Глухая враждебность Фернана к матери внушает ужас; тем не менее, хотя именно от нее унаследовал он пламя, ревнивая нежность матери лишила сына способности вскормить в себе этот неведомый огонь. Чтобы не потерять свое сокровище, она сама превратила его в калеку; ей удалось удержать его только потому, что она его подавила. Она воспитала мальчика в недоверии, в глупом презрении к женщине. С пятнадцати лет он знал только две разновидности женщин: тех, что «мечтают наложить на вас лапу», и тех, от которых «можно заразиться». Без сомнения, эти препятствия не остановили бы существо любящее. Но Фернан был прежде всего отпрыском тех крестьян, которые вечерами, после ярмарки или базара, шагают, помахивая пустыми руками, держась по-королевски посредине дороги, в то время как изнуренная самка тащится следом, нагруженная хуже всякой ослицы. К тому же Фернан, чья гордыня была плодом длительного воспитания, принадлежал к породе мальчиков, которые из страха не понравиться утверждают, будто любую женщину можно заполучить, стоит только дать нужную цену. Он нисколько не сомневался, что «те, кого женщина заверяет, будто отдается бескорыстно, только тратят на нее еще больше, чем другие». Он говорил также: «Со мной женщины знают, что получат столько-то… и никаких цветов, никаких подарков, никаких накладных расходов».

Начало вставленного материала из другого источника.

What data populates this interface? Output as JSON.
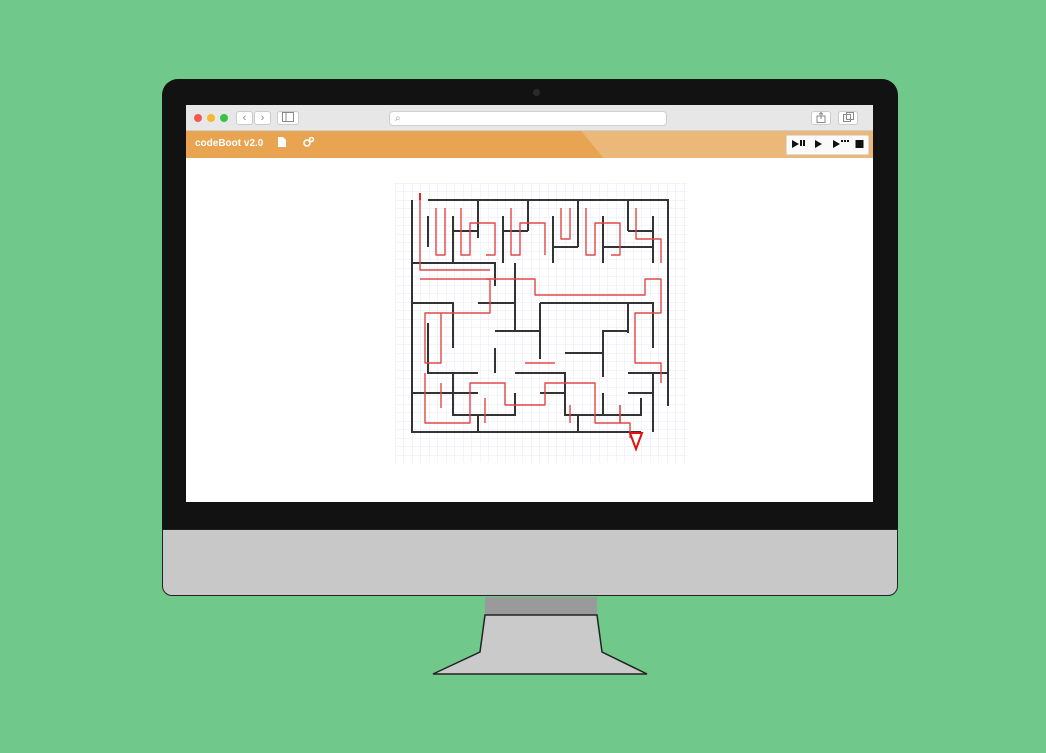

И вот, распростертый на постели Матильды, в потемках, он представлял себе солнечный день, палящий зноем Южную аллею, и видел за жужжащей зеленой изгородью юную фигуру, окруженную осами… Если бы все сводилось только к получению дополнительного оружия против матери, думаешь, решился бы ты раздвинуть ветки и притянуть к себе эту плотскую добычу, пахнущую медом? Да, разумеется, тебя прежде всего распаляла жажда мщения, но она маскировала иную жажду, более сокровенную, и теперь, когда ты обнаруживаешь ее, она уже неутолима, твоя добыча, душистая плоть твоей добычи уже разложилась, уже превратилась в нечто чудовищное, не имеющее даже имени…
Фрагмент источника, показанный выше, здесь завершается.